36. A topical composition having the following ingredients: MCT in about 70 wt%; Monolaurin in about 10.00 wt%; Cetyl Esters in about 5.84 wt%; coconut oil in about 0.34 wt%; Ascorbyl palmitate in about 0.50 wt%; Hempseed oil in about 3.70 wt%; Cod liver oil in about 3.53 wt %; Rice bran wax in about 5.50 wt%; Colloidal oatmeal in about 0.03 wt%; Squalene/Vitamin E in about 0.20 wt %; Fragrance B in about 0.03 wt%; and zinc acetate in about 0.08 wt%.

37. A topical composition having the following ingredients: MCT oil in about 68.00 wt%; Monolaurin in about 10.00 wt%; Cetyl Esters in about 5.84 wt%; coconut oil in about 0.33 wt%; caprylic acid in about 0.23 wt%; Ascorbyl palmitate in about 0.50 wt%; Hemp oil in about 2.41 wt%; Cod liver oil in about 2.36 wt %; RBD palm oil in about 3.00 wt%; Rice bran wax in about 7.00 wt%; Colloidal oatmeal in about 0.10 wt%, Squalene/Vitamin E in about 0.20 wt % and fragrance in about 0.03 wt%.

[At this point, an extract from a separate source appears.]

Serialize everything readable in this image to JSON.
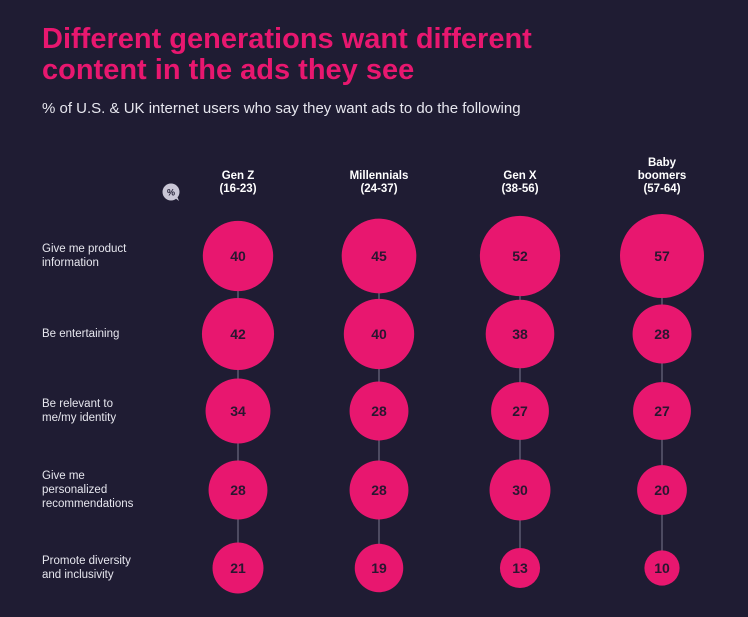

38. A topical composition having the following ingredients: MCT in about 70.00 wt%; Monolaurin in about 10.00 wt%; Cetyl Esters in about 5.84 wt%; coconut oil in about 0.35 wt%; caprylic acid in about 0.25 wt%; Ascorbyl palmitate in about 0.50 wt%; Hempseed oil in about 3.70 wt%; Cod liver oil in about 3.53 wt %; Rice bran wax in about 5.50 wt%; Colloidal oatmeal in about 0.10 wt%, Squalene/Vitamin E in about 0.20 wt % and fragrance in about 0.03 wt%.

39. A topical composition which is K7p, K7r, K7s, K7LH5 or K7LH14 or K7LH17.

40. A method of reducing the tendency of scarring from a wound, burn or skin condition where the skin thereof is broken in a subject comprising topically applying directly onto the wound, burn, or skin condition that is fully granulated on the skin and to the periwound thereof a scarring inhibiting effective amount of an anhydrous topical composition of any one of claims 1-39 for sufficient time to retard or inhibit scarring.

41. The method according to claim 40 wherein the subject is a mammal.

42. The method according to claim 40 or 41 wherein the subject is human.